The General Data Protection Regulation is coming to the European Union on May 25, and thanks to the fact that it affects every company that deals with EU nationals, it's set to reach the whole world of eCommerce. Complying with the included regulations is something businesses have to deal with right away. The penalties for violating the rules are substantial, and the latest specifications represent a major upgrade from existing standards.
The following are a few suggestions to help your eCommerce company emerge into the new era of GDPR compliance and continue serving its customers, in the EU and elsewhere.
1. Audit your current data stores
What data do you hold on your customers? If you haven't checked on this information in a while, or even if you have, a detailed audit is a good way to get started on GDPR compliance. The U.K. Information Commissioner's Office recommended careful documentation – under the new rules, you'll have to keep records of how you process, store and share data. Starting off with a full-scale assessment of what you're currently holding could prevent your company from accidentally slipping into noncompliance.
2. Update your privacy notices and opt-ins
Use of personal data under GDPR regulations is based on clear, stored declarations of consent by customers. Companies are reaching out to their audiences to ensure they have permission to continue collecting and using data – you've probably gotten a few of these from sites you deal with as a consumer. The ICO noted the consent received by businesses should be "freely given, specific, informed and unambiguous." A box checked "yes" by default isn't enough, and companies can't infer data use consent from customer silence.

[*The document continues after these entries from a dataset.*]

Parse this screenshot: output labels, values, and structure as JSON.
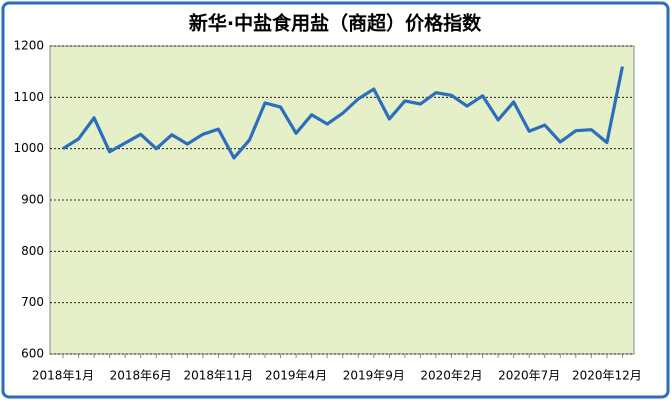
{
  "chart_data": {
    "type": "line",
    "title": "新华·中盐食用盐（商超）价格指数",
    "categories": [
      "2018年1月",
      null,
      null,
      null,
      null,
      "2018年6月",
      null,
      null,
      null,
      null,
      "2018年11月",
      null,
      null,
      null,
      null,
      "2019年4月",
      null,
      null,
      null,
      null,
      "2019年9月",
      null,
      null,
      null,
      null,
      "2020年2月",
      null,
      null,
      null,
      null,
      "2020年7月",
      null,
      null,
      null,
      null,
      "2020年12月",
      null
    ],
    "series": [
      {
        "color": "#2a6ebd",
        "values": [
          1000,
          1019,
          1060,
          994,
          1011,
          1028,
          1000,
          1027,
          1009,
          1028,
          1038,
          982,
          1017,
          1089,
          1081,
          1030,
          1066,
          1048,
          1069,
          1097,
          1116,
          1058,
          1093,
          1087,
          1109,
          1104,
          1083,
          1103,
          1056,
          1091,
          1034,
          1046,
          1013,
          1035,
          1037,
          1012,
          1160
        ]
      }
    ],
    "ylim": [
      600,
      1200
    ],
    "yticks": [
      600,
      700,
      800,
      900,
      1000,
      1100,
      1200
    ],
    "grid": true
  }
}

3. Get ready for a new data use paradigm
If your company buys commoditized third-party data to help target consumers, that's about to change. Martech Series contributor Ken Leren of Tech Essence pointed out the fact that GDPR's passage means the end of data merchants. Buying third-party information is merely one way to collect information on consumer preferences, however, and it's wise not to spend too much time mourning the old style as you dive into the new paradigm. Once you have permission to collect and store your consumers' data in GDPR-compliant fashion, you can begin new analysis efforts.
4. Think about the future
TechTarget noted that Articles 25 and 32 of GDPR require companies to use up-to-date IT systems to store and protect data. In cases where a firm is judged to be using outdated or weak tech tools, that company has to justify the act, noting either a lack of risk or prohibitive cost of an upgrade. Not only must technology be modern and capable, your company or its IT partners will have to perform regular checks to ensure the state of the art hasn't passed your chosen tech by.
5. Deepen commitment to security
No matter how good your data security capabilities are at present, new additions may be necessary for survival in the GDPR era. One of the regulations that has been receiving attention is the short window for breach disclosure. The ICO specified that firms should be ready to detect any problems with information integrity, report those issues and launch investigations. All of this comes alongside the need for as much security as possible. The risk of suffering a breach is always present, and the consequences are about to become more severe.
Preparations can't wait
Whether you power your own IT infrastructure in-house or work with a third-party eCommerce platform provider, inspecting your digital resources and ensuring they are up to EU standards is an essential step to take. Though compliance with existing data collection and security regulations has likely left your company in a good position regarding its IT readiness, there's no excuse for failure to pay attention as GDPR takes effect.
In the eCommerce world, data is a form of currency. The new regulations are changing organizations' relationship with that resource, making it explicit just how important personally identifiable information is to individuals and businesses alike. Cutting corners is not an option, so your internal IT leaders must ensure the business's own systems are strong enough, and that all partner organizations pay close attention to their own data processing. Companies that fail to show proper diligence may regret their decisions soon.